Conclusion: We are going to return GeoJSON for now. Can revisit later if this turns out to be a hassle. This also implies that for many of the result visualizations such as the carbon footprint, we can also send a visualization instead of the raw data. In particular, the matplotlib -> d3 library mpld3 (http://mpld3.github.io/index.html) has come a long way in the time since I last looked at it. It now supports outputting json that corresponds to a matplotlib figure and then displaying it using the mpld3.js library. So we can use all the cool stuff that generates matplotlib figures, including from pandas dataframes, generate json, and send the json over to the client as the "document". Again, this allows us to do quickly iterate on common visualizations from the server side.
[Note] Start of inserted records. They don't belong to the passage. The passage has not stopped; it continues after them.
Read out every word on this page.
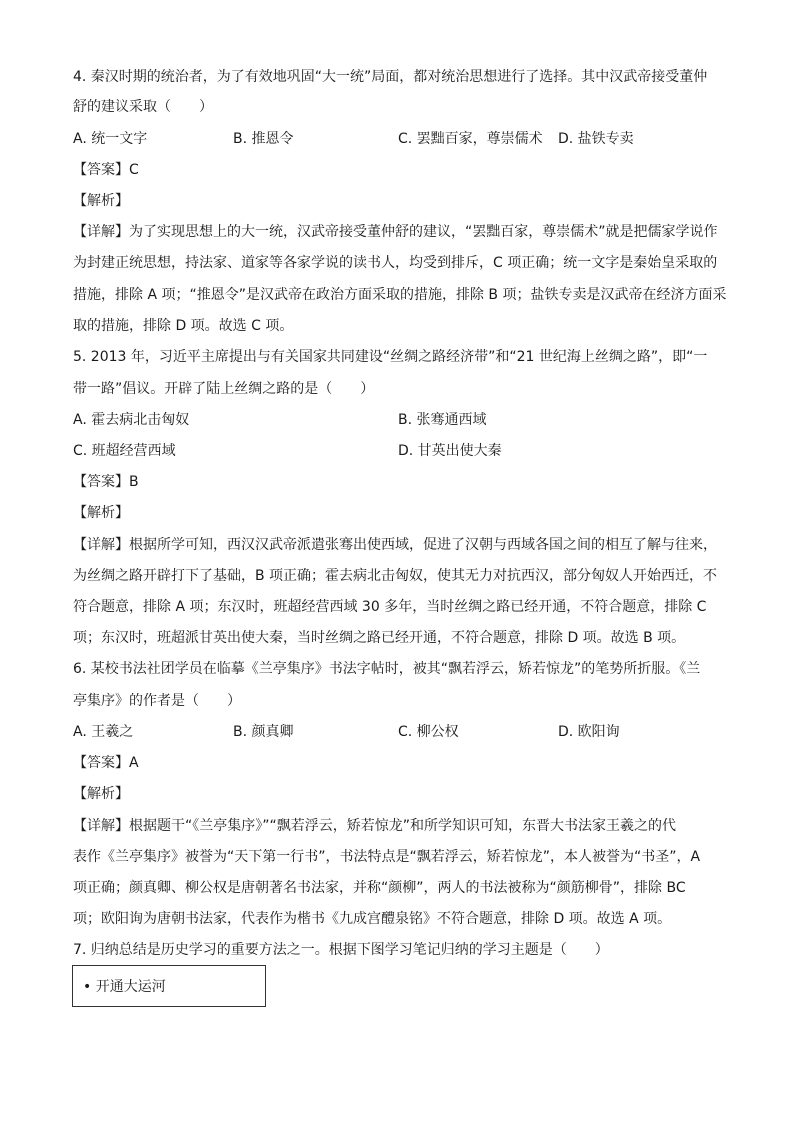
4. 秦汉时期的统治者，为了有效地巩固“大一统”局面，都对统治思想进行了选择。其中汉武帝接受董仲
舒的建议采取（　　）
A. 统一文字	B. 推恩令	C. 罢黜百家，尊崇儒术 D. 盐铁专卖
【答案】C
【解析】
【详解】为了实现思想上的大一统，汉武帝接受董仲舒的建议，“罢黜百家，尊崇儒术”就是把儒家学说作
为封建正统思想，持法家、道家等各家学说的读书人，均受到排斥，C 项正确；统一文字是秦始皇采取的
措施，排除 A 项；“推恩令”是汉武帝在政治方面采取的措施，排除 B 项；盐铁专卖是汉武帝在经济方面采
取的措施，排除 D 项。故选 C 项。
5. 2013 年，习近平主席提出与有关国家共同建设“丝绸之路经济带”和“21 世纪海上丝绸之路”，即“一
带一路”倡议。开辟了陆上丝绸之路的是（　　）
A. 霍去病北击匈奴	B. 张骞通西域
C. 班超经营西域	D. 甘英出使大秦
【答案】B
【解析】
【详解】根据所学可知，西汉汉武帝派遣张骞出使西域，促进了汉朝与西域各国之间的相互了解与往来，
为丝绸之路开辟打下了基础，B 项正确；霍去病北击匈奴，使其无力对抗西汉，部分匈奴人开始西迁，不
符合题意，排除 A 项；东汉时，班超经营西域 30 多年，当时丝绸之路已经开通，不符合题意，排除 C
项；东汉时，班超派甘英出使大秦，当时丝绸之路已经开通，不符合题意，排除 D 项。故选 B 项。
6. 某校书法社团学员在临摹《兰亭集序》书法字帖时，被其“飘若浮云，矫若惊龙”的笔势所折服。《兰
亭集序》的作者是（　　）
A. 王羲之	B. 颜真卿	C. 柳公权	D. 欧阳询
【答案】A
【解析】
【详解】根据题干“《兰亭集序》”“飘若浮云，矫若惊龙”和所学知识可知，东晋大书法家王羲之的代
表作《兰亭集序》被誉为“天下第一行书”，书法特点是“飘若浮云，矫若惊龙”，本人被誉为“书圣”，A
项正确；颜真卿、柳公权是唐朝著名书法家，并称“颜柳”，两人的书法被称为“颜筋柳骨”，排除 BC
项；欧阳询为唐朝书法家，代表作为楷书《九成宫醴泉铭》不符合题意，排除 D 项。故选 A 项。
7. 归纳总结是历史学习的重要方法之一。根据下图学习笔记归纳的学习主题是（　　）
• 开通大运河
A similar effort is vega (https://github.com/vega/vega), which also allows some interactivity in the grammar (unsure how important this is).

Common results

Things that can be used for both user results and background configuration, e.g. common trips.

Combined

{
    'user':
    {
        'data':
        {
            'carbon_footprint':
            {
                'mine': mFootprint,
                'mean': meanFootprint,
                'all_drive': driveFootprint,
                'optimal': optimalFootprint,
            }
            'distances':
            {
                'mode1': mode1Distance,
                 ....
            }
        ...
        }
        'game':
        {
            'my_score': 3435,
            'other_scores':
            {
                'person1': 2313,
                'person2': 4123,
                'person3': 2111
            }
        }
        ...
    },
    'background_config':
    {
        'pull_sensors': {
            ['accelerometer', 'gyroscope', ...]
        },
        'location':
        {
             'accuracy': POWER_BALANCED_ACCURACY,
             'filter': DISTANCE_FILTER,
             'geofence_radius': 100,
             ...
        },
        ...
    },
    'common':
    {
        'tour_models': {
            ...
        }
    }
}

Builtin implementation

In the builtin implementation, the cache sync happens through two REST API calls.
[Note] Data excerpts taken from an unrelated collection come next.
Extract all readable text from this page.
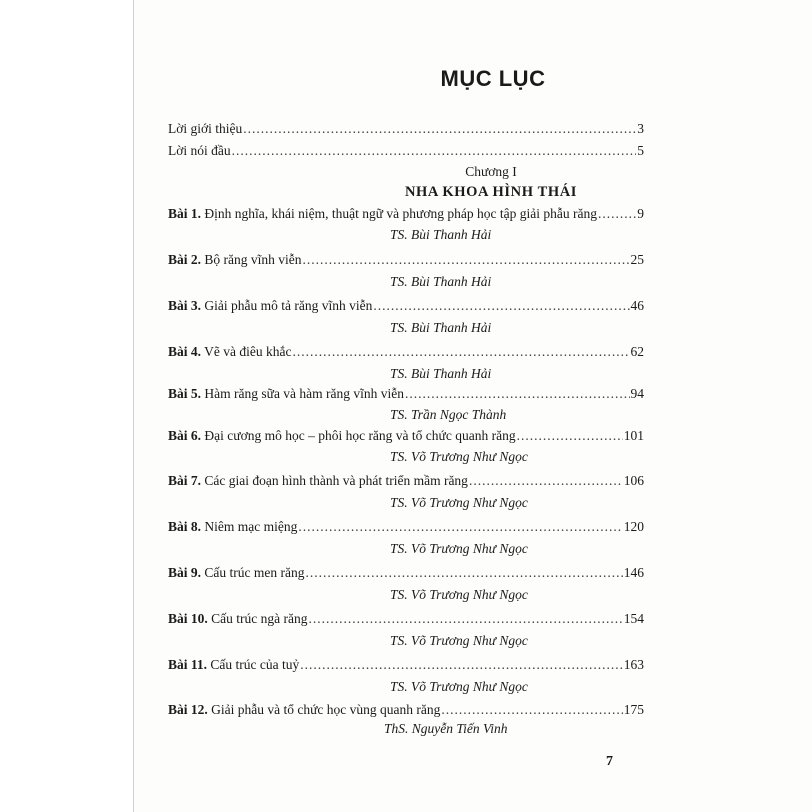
MỤC LỤC
Lời giới thiệu .....	3
Lời nói đầu .....	5
Chương I
NHA KHOA HÌNH THÁI
Bài 1. Định nghĩa, khái niệm, thuật ngữ và phương pháp học tập giải phẫu răng .....	9
TS. Bùi Thanh Hải
Bài 2. Bộ răng vĩnh viễn .....	25
TS. Bùi Thanh Hải
Bài 3. Giải phẫu mô tả răng vĩnh viễn .....	46
TS. Bùi Thanh Hải
Bài 4. Vẽ và điêu khắc .....	62
TS. Bùi Thanh Hải
Bài 5. Hàm răng sữa và hàm răng vĩnh viễn .....	94
TS. Trần Ngọc Thành
Bài 6. Đại cương mô học – phôi học răng và tổ chức quanh răng .....	101
TS. Võ Trương Như Ngọc
Bài 7. Các giai đoạn hình thành và phát triển mầm răng .....	106
TS. Võ Trương Như Ngọc
Bài 8. Niêm mạc miệng .....	120
TS. Võ Trương Như Ngọc
Bài 9. Cấu trúc men răng .....	146
TS. Võ Trương Như Ngọc
Bài 10. Cấu trúc ngà răng .....	154
TS. Võ Trương Như Ngọc
Bài 11. Cấu trúc của tuỷ .....	163
TS. Võ Trương Như Ngọc
Bài 12. Giải phẫu và tổ chức học vùng quanh răng .....	175
ThS. Nguyễn Tiến Vinh
7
  • The /usercache/put sends the data from the phone to the server in a field called phone_to_server, i.e.
{
phone_to_server: {
    'user': {...},
    'background': {...}
}
}
  • The /usercache/get call pulls the data from the server to the phone. This doesn't have a root node (Question: Should it?), e.g.
{
    'background_config': {...},
    'user': {...}
}

Implementation plan

Since this is the background data collection repo, we will implement the background parts of both the server -> phone and phone -> server components as part of enhancing the background data collection.